As more strategies in the sustainable space build competitive performance track records, previous doubts of underperformance have diminished. This is particularly important for advisors and consultants who seek strong performing investment options in the ESG space. Beyond performance, sustainable fund managers also promote their stewardship activities and their impact investing to shareholders. Over time, as a company’s investor base becomes more ESG-centric, management teams can focus on the long-term perspective of the business and what is best for not only its shareholders, but for society and the planet.

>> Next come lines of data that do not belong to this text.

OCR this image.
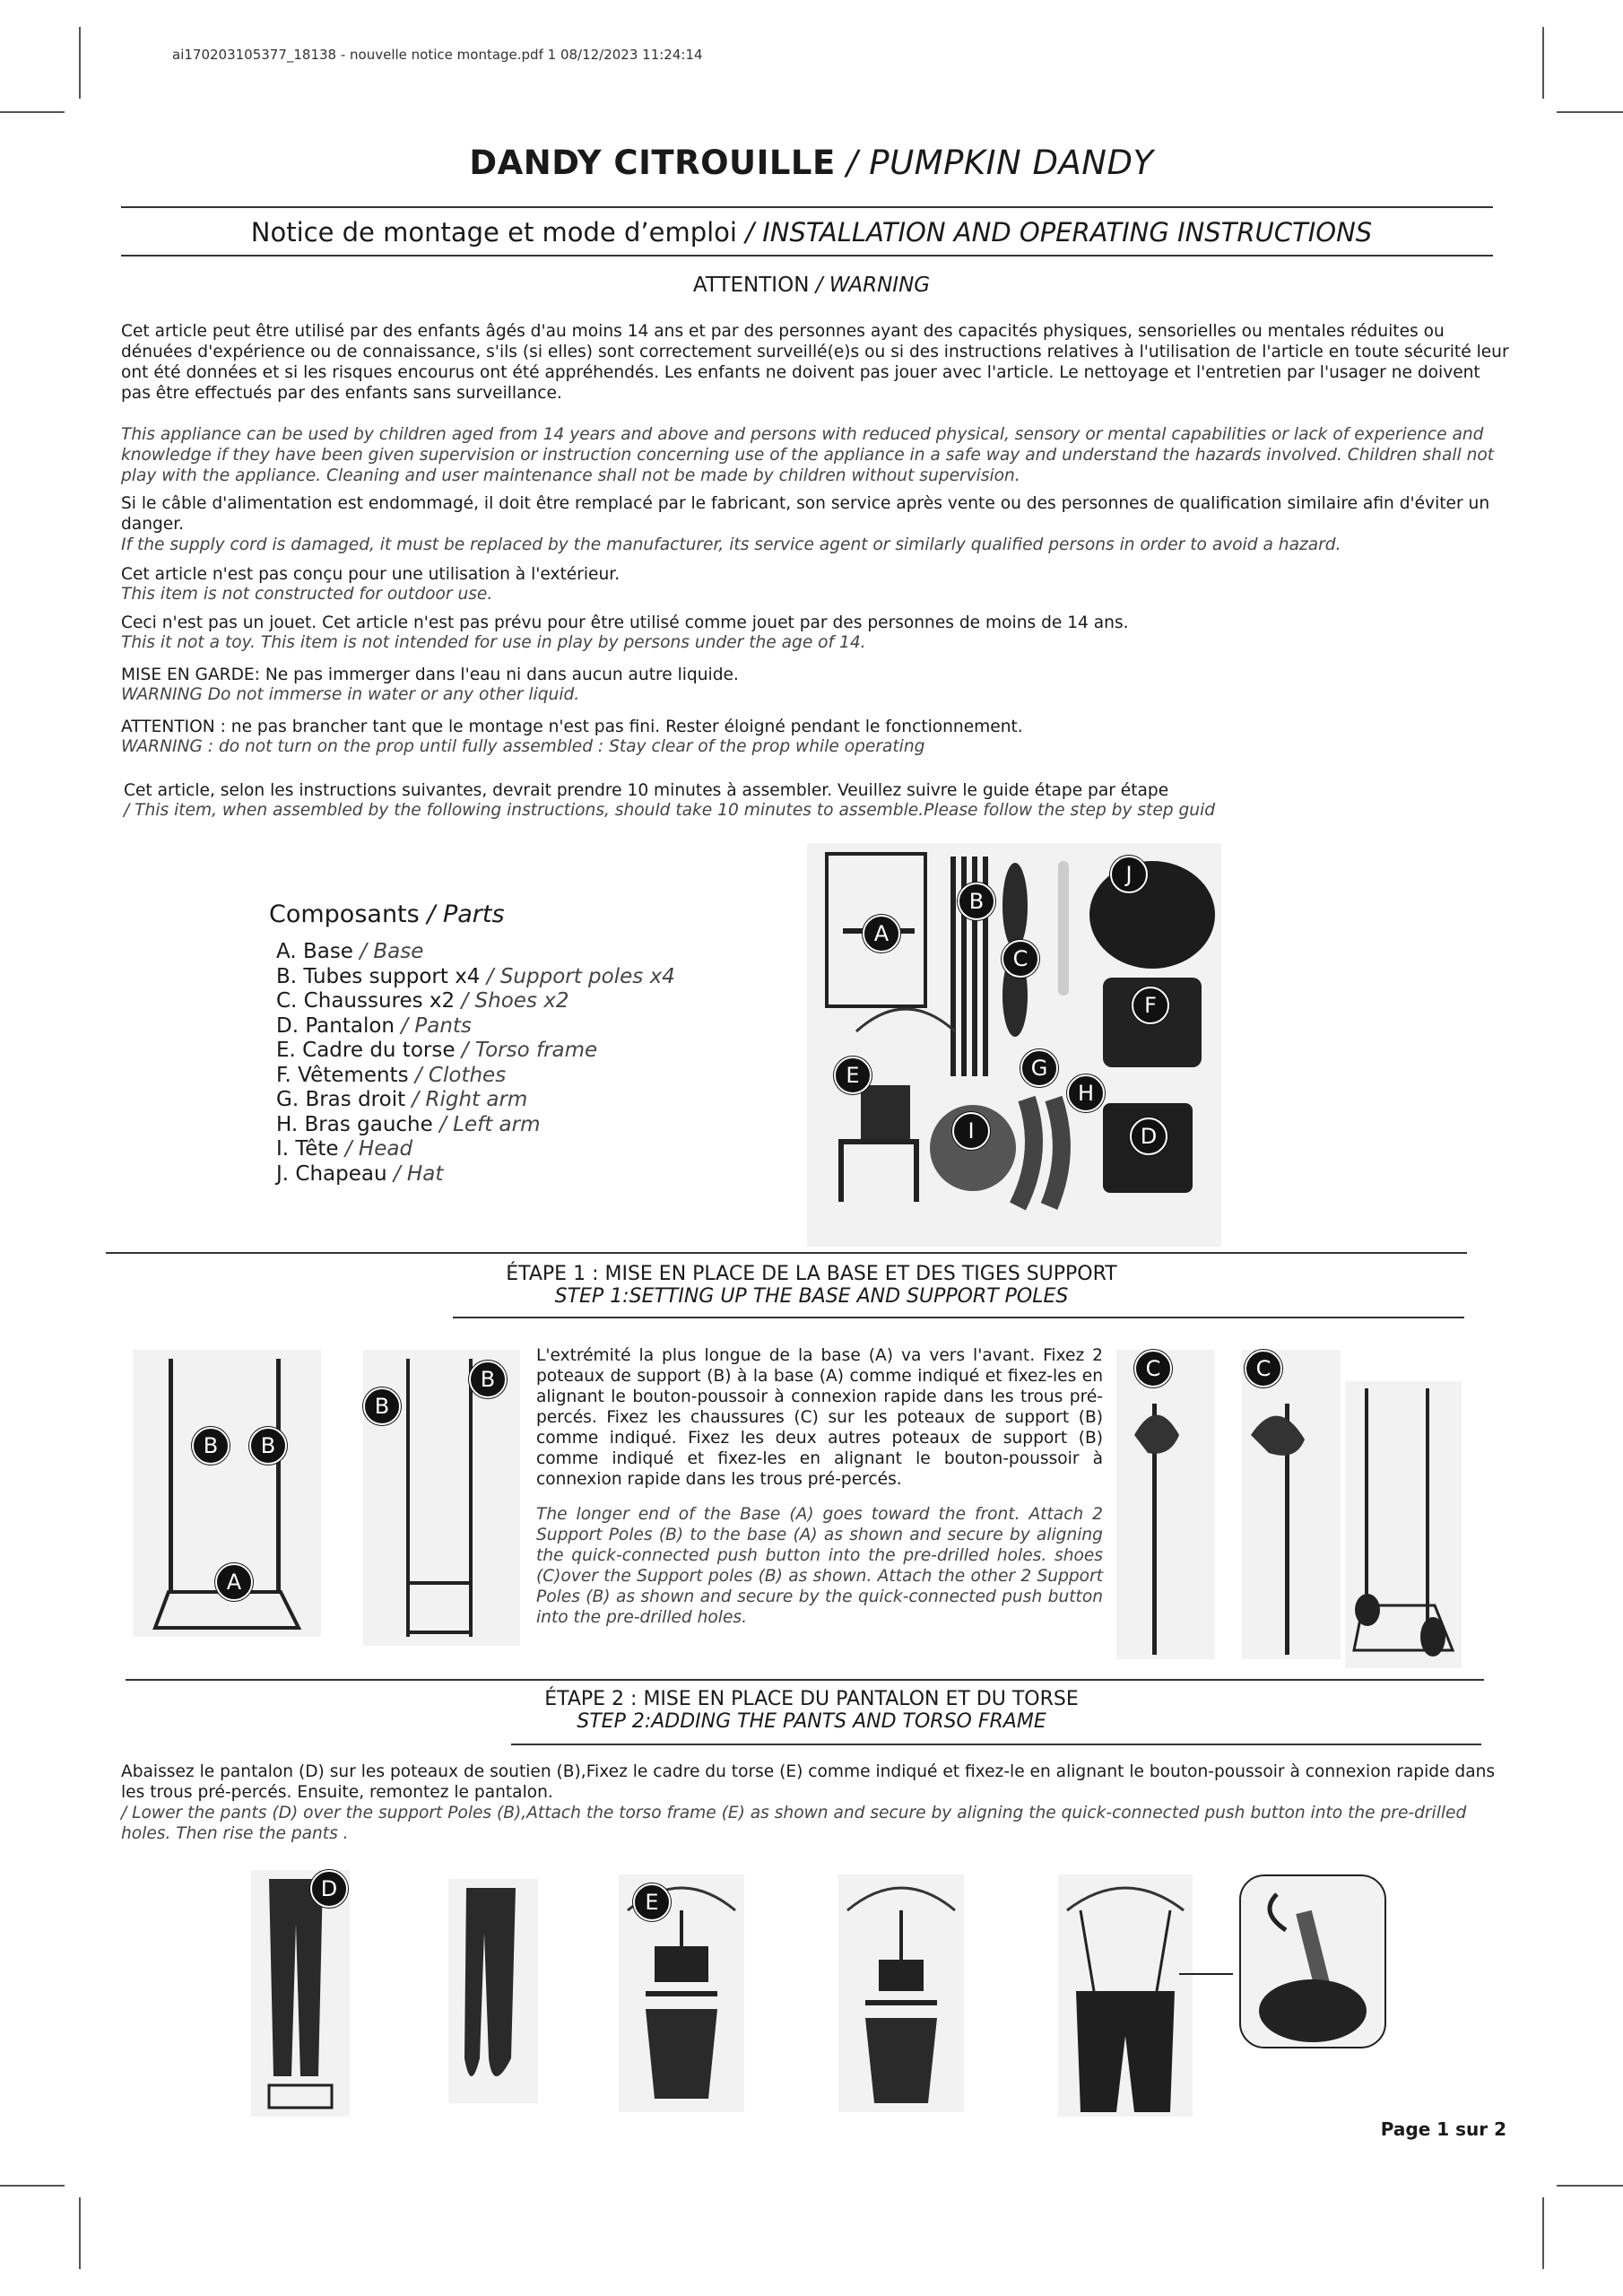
ai170203105377_18138 - nouvelle notice montage.pdf 1 08/12/2023 11:24:14
DANDY CITROUILLE / PUMPKIN DANDY
Notice de montage et mode d’emploi / INSTALLATION AND OPERATING INSTRUCTIONS
ATTENTION / WARNING
Cet article peut être utilisé par des enfants âgés d'au moins 14 ans et par des personnes ayant des capacités physiques, sensorielles ou mentales réduites ou dénuées d'expérience ou de connaissance, s'ils (si elles) sont correctement surveillé(e)s ou si des instructions relatives à l'utilisation de l'article en toute sécurité leur ont été données et si les risques encourus ont été appréhendés. Les enfants ne doivent pas jouer avec l'article. Le nettoyage et l'entretien par l'usager ne doivent pas être effectués par des enfants sans surveillance.
This appliance can be used by children aged from 14 years and above and persons with reduced physical, sensory or mental capabilities or lack of experience and knowledge if they have been given supervision or instruction concerning use of the appliance in a safe way and understand the hazards involved. Children shall not play with the appliance. Cleaning and user maintenance shall not be made by children without supervision.
Si le câble d'alimentation est endommagé, il doit être remplacé par le fabricant, son service après vente ou des personnes de qualification similaire afin d'éviter un danger.
If the supply cord is damaged, it must be replaced by the manufacturer, its service agent or similarly qualified persons in order to avoid a hazard.
Cet article n'est pas conçu pour une utilisation à l'extérieur.
This item is not constructed for outdoor use.
Ceci n'est pas un jouet. Cet article n'est pas prévu pour être utilisé comme jouet par des personnes de moins de 14 ans.
This it not a toy. This item is not intended for use in play by persons under the age of 14.
MISE EN GARDE: Ne pas immerger dans l'eau ni dans aucun autre liquide.
WARNING Do not immerse in water or any other liquid.
ATTENTION : ne pas brancher tant que le montage n'est pas fini. Rester éloigné pendant le fonctionnement.
WARNING : do not turn on the prop until fully assembled : Stay clear of the prop while operating
Cet article, selon les instructions suivantes, devrait prendre 10 minutes à assembler. Veuillez suivre le guide étape par étape
/ This item, when assembled by the following instructions, should take 10 minutes to assemble.Please follow the step by step guid
Composants / Parts
A. Base / Base
B. Tubes support x4 / Support poles x4
C. Chaussures x2 / Shoes x2
D. Pantalon / Pants
E. Cadre du torse / Torso frame
F. Vêtements / Clothes
G. Bras droit / Right arm
H. Bras gauche / Left arm
I. Tête / Head
J. Chapeau / Hat
A
B
C
E
F
G
H
I
J
D
ÉTAPE 1 : MISE EN PLACE DE LA BASE ET DES TIGES SUPPORT
STEP 1:SETTING UP THE BASE AND SUPPORT POLES
B	B
A
B
B
L'extrémité la plus longue de la base (A) va vers l'avant. Fixez 2 poteaux de support (B) à la base (A) comme indiqué et fixez-les en alignant le bouton-poussoir à connexion rapide dans les trous pré-percés. Fixez les chaussures (C) sur les poteaux de support (B) comme indiqué. Fixez les deux autres poteaux de support (B) comme indiqué et fixez-les en alignant le bouton-poussoir à connexion rapide dans les trous pré-percés.
The longer end of the Base (A) goes toward the front. Attach 2 Support Poles (B) to the base (A) as shown and secure by aligning the quick-connected push button into the pre-drilled holes. shoes (C)over the Support poles (B) as shown. Attach the other 2 Support Poles (B) as shown and secure by the quick-connected push button into the pre-drilled holes.
C	C
ÉTAPE 2 : MISE EN PLACE DU PANTALON ET DU TORSE
STEP 2:ADDING THE PANTS AND TORSO FRAME
Abaissez le pantalon (D) sur les poteaux de soutien (B),Fixez le cadre du torse (E) comme indiqué et fixez-le en alignant le bouton-poussoir à connexion rapide dans les trous pré-percés. Ensuite, remontez le pantalon.
/ Lower the pants (D) over the support Poles (B),Attach the torso frame (E) as shown and secure by aligning the quick-connected push button into the pre-drilled holes. Then rise the pants .
D
E
Page 1 sur 2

At Canterbury Consulting, we recognize the importance of sustainable investing. As signatories of the United Nation’s Principles for Responsible Investment, we too focus on the implications of sustainability for investors and consider these issues in our investment decision-making practices.
This article was written by Emmett Shiras, CFA, CAIA, Senior Associate, Investment Research. Mr. Shiras is a member of Canterbury’s Research Group and is responsible for sourcing, evaluating, and monitoring traditional, long-only equity managers. Mr. Shiras serves on Canterbury's Fixed Income and Hedge Funds Manager Research Committees, and as vice chair on the Global Equity Research Committee. He also serves on the Capital Markets Committee. Prior to joining Canterbury, Mr. Shiras served as a financial analyst with Apriem Advisors, where he conducted security and economic research, and was an investment analyst with NFP Retirement, where he contributed to strategy and market research. Mr. Shiras received a Bachelor of Arts in business administration from the University of California, Irvine. He is a CFA® charterholder and a Chartered Alternative Investment Analyst.
1 The Morningstar ESG Commitment Level (Morningstar, Nov. 17, 2020.)
2 Harvey, Fiona & Rankin, Jennifer. What is the European Green Deal and will it really cost €1tn? (The Guardian, March 9, 2020.)
3 2019 Invesco Climate Change Report: In line with the Task Force on Climate-related Financial Disclosures (TCFD). (Invesco, 2019.)
4 Fu, Lisa. Inst'l Investors Show Appetite for Investment-Grade ESG Strategies? (FundFire, March 10, 2021.)